From the results how to find the formula behind a sequence? From the following table how can I find the formula to reproduce this results, given that X is between the indicated range on the left column? 

 A: You can try this define the following function 
$$f(x) =  \left\lfloor \frac{x-10}{10 + ( -1)^{g(x)}} \right \rfloor+1$$
Where $g(x)$ values either $0$ or $1$ 
\begin{cases} 1 &, x\in (10,18) \\ 0 &,x\in (19,29) \\ 1 &, x\in (30,38) \\ \vdots \end{cases}
you can think about the functions in the type of $\lfloor \sin ( x + c \sin x ) \rfloor$. Where the $\lfloor \rfloor$ is the floor function ( greatest integer ). We want a periodic function with unequal interval seizes. Check this 
Asymmetric periods in a sine curve.

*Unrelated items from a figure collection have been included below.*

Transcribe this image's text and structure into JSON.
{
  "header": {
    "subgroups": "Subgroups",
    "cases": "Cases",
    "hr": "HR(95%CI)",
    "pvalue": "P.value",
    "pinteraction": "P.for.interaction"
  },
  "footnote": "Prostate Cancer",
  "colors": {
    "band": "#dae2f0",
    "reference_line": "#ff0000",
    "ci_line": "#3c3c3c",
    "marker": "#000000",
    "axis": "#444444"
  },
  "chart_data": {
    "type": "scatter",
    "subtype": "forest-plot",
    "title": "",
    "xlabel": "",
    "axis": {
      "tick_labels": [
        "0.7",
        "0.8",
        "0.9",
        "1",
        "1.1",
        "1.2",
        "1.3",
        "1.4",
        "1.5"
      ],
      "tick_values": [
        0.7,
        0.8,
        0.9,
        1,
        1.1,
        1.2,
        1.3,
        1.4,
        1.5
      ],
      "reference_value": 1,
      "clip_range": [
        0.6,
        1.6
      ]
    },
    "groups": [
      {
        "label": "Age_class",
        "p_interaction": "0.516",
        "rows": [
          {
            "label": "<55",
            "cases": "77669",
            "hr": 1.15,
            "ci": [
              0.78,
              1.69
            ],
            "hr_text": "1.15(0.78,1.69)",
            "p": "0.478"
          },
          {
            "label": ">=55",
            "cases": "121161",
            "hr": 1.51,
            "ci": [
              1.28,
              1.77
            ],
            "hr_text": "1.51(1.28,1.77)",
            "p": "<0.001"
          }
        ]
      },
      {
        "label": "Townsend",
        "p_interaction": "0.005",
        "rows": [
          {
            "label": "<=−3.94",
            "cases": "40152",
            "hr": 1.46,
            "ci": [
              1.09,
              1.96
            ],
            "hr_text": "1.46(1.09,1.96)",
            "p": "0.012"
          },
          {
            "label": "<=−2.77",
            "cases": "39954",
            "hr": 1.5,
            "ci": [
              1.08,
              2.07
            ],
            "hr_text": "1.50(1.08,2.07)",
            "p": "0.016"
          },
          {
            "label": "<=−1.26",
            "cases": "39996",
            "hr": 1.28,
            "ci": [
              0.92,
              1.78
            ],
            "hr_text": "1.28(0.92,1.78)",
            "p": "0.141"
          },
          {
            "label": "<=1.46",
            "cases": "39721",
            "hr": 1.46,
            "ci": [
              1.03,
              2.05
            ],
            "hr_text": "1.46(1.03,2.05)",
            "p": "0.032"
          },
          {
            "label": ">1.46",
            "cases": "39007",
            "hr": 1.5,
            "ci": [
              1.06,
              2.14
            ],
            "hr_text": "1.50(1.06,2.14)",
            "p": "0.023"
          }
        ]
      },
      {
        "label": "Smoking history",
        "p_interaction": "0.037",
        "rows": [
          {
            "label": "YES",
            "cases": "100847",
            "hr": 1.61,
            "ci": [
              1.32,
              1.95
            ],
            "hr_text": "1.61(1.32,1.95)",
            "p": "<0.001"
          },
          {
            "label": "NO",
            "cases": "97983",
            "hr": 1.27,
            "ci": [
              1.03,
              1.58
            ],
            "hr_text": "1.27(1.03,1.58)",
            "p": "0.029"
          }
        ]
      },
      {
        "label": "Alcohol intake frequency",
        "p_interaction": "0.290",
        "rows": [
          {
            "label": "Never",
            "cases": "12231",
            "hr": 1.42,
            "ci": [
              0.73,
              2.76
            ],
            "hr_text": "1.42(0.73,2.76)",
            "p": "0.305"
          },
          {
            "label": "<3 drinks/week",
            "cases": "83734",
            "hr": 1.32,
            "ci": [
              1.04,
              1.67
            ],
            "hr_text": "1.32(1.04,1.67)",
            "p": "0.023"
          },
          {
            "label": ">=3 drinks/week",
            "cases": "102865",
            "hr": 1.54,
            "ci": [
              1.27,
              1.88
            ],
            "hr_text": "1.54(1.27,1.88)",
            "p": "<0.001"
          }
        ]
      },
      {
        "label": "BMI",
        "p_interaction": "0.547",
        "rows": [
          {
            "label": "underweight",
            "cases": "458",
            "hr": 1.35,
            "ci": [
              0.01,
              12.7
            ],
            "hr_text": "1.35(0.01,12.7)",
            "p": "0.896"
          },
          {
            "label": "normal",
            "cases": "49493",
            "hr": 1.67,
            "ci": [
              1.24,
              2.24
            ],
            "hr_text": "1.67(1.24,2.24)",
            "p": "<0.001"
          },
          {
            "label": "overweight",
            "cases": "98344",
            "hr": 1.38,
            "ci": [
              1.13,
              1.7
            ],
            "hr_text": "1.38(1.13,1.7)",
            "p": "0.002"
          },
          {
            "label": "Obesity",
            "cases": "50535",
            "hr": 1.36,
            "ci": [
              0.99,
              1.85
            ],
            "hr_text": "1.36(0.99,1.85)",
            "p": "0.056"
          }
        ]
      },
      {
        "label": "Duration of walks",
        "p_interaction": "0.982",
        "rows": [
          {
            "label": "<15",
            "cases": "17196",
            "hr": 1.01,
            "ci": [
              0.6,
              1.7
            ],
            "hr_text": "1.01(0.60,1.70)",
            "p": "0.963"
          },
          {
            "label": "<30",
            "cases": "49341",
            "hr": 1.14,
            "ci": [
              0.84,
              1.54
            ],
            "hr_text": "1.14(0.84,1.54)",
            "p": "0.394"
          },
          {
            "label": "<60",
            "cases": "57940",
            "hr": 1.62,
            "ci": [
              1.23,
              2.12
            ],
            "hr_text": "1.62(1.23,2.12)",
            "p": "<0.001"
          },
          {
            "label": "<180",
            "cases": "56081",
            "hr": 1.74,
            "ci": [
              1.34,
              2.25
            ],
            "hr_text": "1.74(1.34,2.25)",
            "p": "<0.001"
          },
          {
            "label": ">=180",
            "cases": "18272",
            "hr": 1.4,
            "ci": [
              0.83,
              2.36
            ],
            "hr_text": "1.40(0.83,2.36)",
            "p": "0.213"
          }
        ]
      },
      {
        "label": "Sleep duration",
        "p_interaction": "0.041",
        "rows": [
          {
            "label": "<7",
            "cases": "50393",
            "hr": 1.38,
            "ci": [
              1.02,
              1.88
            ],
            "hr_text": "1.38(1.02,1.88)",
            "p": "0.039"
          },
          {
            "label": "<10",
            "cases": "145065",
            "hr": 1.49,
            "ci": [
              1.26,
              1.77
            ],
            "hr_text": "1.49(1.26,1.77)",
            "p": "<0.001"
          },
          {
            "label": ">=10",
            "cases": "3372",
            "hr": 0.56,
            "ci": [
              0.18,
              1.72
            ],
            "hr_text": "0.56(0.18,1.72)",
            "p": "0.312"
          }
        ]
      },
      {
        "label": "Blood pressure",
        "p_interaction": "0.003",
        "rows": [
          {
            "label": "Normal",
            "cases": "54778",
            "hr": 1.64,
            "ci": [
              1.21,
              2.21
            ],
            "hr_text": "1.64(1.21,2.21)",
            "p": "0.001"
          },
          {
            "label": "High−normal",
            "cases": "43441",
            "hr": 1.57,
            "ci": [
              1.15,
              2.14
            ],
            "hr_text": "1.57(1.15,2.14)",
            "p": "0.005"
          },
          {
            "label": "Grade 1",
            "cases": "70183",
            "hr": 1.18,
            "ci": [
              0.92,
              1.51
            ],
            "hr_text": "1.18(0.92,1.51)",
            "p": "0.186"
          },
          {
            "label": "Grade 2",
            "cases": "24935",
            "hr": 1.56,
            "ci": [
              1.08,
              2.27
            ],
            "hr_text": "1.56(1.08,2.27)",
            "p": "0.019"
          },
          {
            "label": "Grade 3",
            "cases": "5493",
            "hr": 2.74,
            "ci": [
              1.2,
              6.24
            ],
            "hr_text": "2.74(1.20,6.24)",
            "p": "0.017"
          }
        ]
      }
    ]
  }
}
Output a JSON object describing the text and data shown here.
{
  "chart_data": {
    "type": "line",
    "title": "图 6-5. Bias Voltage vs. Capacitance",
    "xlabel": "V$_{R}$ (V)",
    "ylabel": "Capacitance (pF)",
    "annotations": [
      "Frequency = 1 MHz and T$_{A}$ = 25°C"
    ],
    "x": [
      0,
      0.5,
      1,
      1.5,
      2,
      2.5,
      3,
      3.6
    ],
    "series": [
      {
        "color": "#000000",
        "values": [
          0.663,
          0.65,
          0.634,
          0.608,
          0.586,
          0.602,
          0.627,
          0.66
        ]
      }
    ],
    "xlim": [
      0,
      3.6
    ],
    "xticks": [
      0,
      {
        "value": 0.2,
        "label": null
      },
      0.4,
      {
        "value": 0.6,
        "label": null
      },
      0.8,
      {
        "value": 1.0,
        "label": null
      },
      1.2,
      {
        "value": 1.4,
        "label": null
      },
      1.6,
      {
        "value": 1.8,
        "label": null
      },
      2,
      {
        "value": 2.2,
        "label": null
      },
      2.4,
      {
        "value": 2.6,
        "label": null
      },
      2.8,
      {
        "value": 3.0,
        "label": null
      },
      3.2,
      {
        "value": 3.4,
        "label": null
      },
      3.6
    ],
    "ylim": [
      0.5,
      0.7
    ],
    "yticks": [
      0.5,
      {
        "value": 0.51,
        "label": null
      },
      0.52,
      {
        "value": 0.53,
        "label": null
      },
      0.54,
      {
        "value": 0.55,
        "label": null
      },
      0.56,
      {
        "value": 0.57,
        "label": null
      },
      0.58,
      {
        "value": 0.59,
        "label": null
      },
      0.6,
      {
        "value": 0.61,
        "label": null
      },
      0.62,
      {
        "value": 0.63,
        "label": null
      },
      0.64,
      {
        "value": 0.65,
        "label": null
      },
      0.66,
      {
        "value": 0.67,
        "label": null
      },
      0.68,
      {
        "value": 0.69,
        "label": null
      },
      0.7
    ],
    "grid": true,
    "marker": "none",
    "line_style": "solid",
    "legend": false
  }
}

Try for example this $$ \operatorname{floor}\left(2\sin\left(\frac{\pi}{4}\ +\ \frac{\pi}{4}\sin\left(\frac{x-0.97}{2.6}\right)\right)\right)$$
you need to play with such functions. 
A: There is no particular formula of this series
It just follows a pattern, that's it.
Anyways I can give you a continuation of the pattern.
In the column X
You add 8 to every 2n+1 terms for n being a whole number.
You add 10 to every 2n terms for n being a whole number.
Remember to add 1 to the maximum value of the preceding range.
In Results Column
You add 1 sequentially for the corresponding X range.